Samsung opposed Apple’s motion, arguing that Apple failed to show compelling circumstances sufficient to justify the amendment, that Samsung has been “prejudiced by Respondent’s decision ‘to grant itself a greater than six-month extension to put the parties and [OUII] on notice of Apple’s prior art,’” and that Apple’s Corrected Notice still violates Order No. 40. OUII filed a response in support of Apple’s motion, arguing that although Apple’s behavior “has not been exemplary,” Apple has “belatedly complied with Order No. 40 and should be permitted to rely on its Corrected Notice.”

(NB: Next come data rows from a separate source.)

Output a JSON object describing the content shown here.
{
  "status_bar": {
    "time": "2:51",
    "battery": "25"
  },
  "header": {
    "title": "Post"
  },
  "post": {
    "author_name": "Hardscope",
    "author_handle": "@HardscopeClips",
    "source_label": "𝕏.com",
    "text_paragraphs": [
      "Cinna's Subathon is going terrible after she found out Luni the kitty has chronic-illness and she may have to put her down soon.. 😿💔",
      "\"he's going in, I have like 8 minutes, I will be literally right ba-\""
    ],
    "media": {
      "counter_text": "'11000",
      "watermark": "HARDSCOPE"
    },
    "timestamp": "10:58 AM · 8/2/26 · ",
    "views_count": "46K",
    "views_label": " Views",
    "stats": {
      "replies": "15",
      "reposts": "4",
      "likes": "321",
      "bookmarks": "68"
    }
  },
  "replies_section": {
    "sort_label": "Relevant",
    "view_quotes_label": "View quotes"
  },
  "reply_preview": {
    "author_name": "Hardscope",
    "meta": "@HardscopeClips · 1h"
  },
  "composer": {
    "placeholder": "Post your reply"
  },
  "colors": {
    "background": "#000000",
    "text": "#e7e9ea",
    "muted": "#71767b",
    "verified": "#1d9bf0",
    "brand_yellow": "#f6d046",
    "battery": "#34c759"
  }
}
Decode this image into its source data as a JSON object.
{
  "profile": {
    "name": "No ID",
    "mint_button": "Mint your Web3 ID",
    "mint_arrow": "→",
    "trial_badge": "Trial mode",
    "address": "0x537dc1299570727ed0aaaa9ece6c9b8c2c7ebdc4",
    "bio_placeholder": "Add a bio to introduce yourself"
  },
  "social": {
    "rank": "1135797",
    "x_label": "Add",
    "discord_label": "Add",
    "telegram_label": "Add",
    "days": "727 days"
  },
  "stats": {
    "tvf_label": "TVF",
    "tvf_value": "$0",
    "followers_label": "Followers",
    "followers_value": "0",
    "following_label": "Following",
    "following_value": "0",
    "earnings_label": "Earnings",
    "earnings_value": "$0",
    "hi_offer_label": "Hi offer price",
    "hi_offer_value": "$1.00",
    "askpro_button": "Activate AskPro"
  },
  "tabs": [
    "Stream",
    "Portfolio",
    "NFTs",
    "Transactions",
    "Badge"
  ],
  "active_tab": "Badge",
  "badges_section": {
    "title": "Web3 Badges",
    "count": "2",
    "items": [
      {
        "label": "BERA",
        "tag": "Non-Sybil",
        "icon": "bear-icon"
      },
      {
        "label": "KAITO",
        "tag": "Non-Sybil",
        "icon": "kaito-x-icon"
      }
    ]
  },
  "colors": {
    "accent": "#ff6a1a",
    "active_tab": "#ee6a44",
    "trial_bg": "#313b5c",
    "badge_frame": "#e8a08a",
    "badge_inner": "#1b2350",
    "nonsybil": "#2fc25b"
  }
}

After considering the arguments, ALJ Gildea determined to grant-in-part Apple’s motion. At the outset, the ALJ noted that Apple’s due process rights would not be violated if its motion was denied. Specifically, the ALJ noted that “[i]t is not uncommon for administrative law judges to strike documents or deny motions for failing to follow the ground rules or an order” particularly in situations where, as here, the party was “repeatedly warned and repeatedly acted in disregard of the warnings … that it was in danger of having its Prior Art Notice stricken… .” Next, the ALJ found Apple’s Corrected Notice to “essentially meet the requirements set forth in Order 40, but for four contested entries.” As to the first entry, ALJ Gildea denied Apple’s request to include in its Corrected Notice specific prior art references from a previously cited general document collection because the ALJ determined that this would be tantamount to adding new prior art entries without sufficient justification. As to the remaining categories of contested entries, the ALJ determined that each concerned non-substantive matters of form and, thus, did not provide a basis for denying Apple’s motion.
Lastly, Apple was ordered to provide ALJ Gildea with a revised Rule 7.1 claim chart that “realistically reflect[s]” the invalidity contentions set forth in Apple’s Pre-Hearing Brief and provides a separate key to clearly identify the cited references.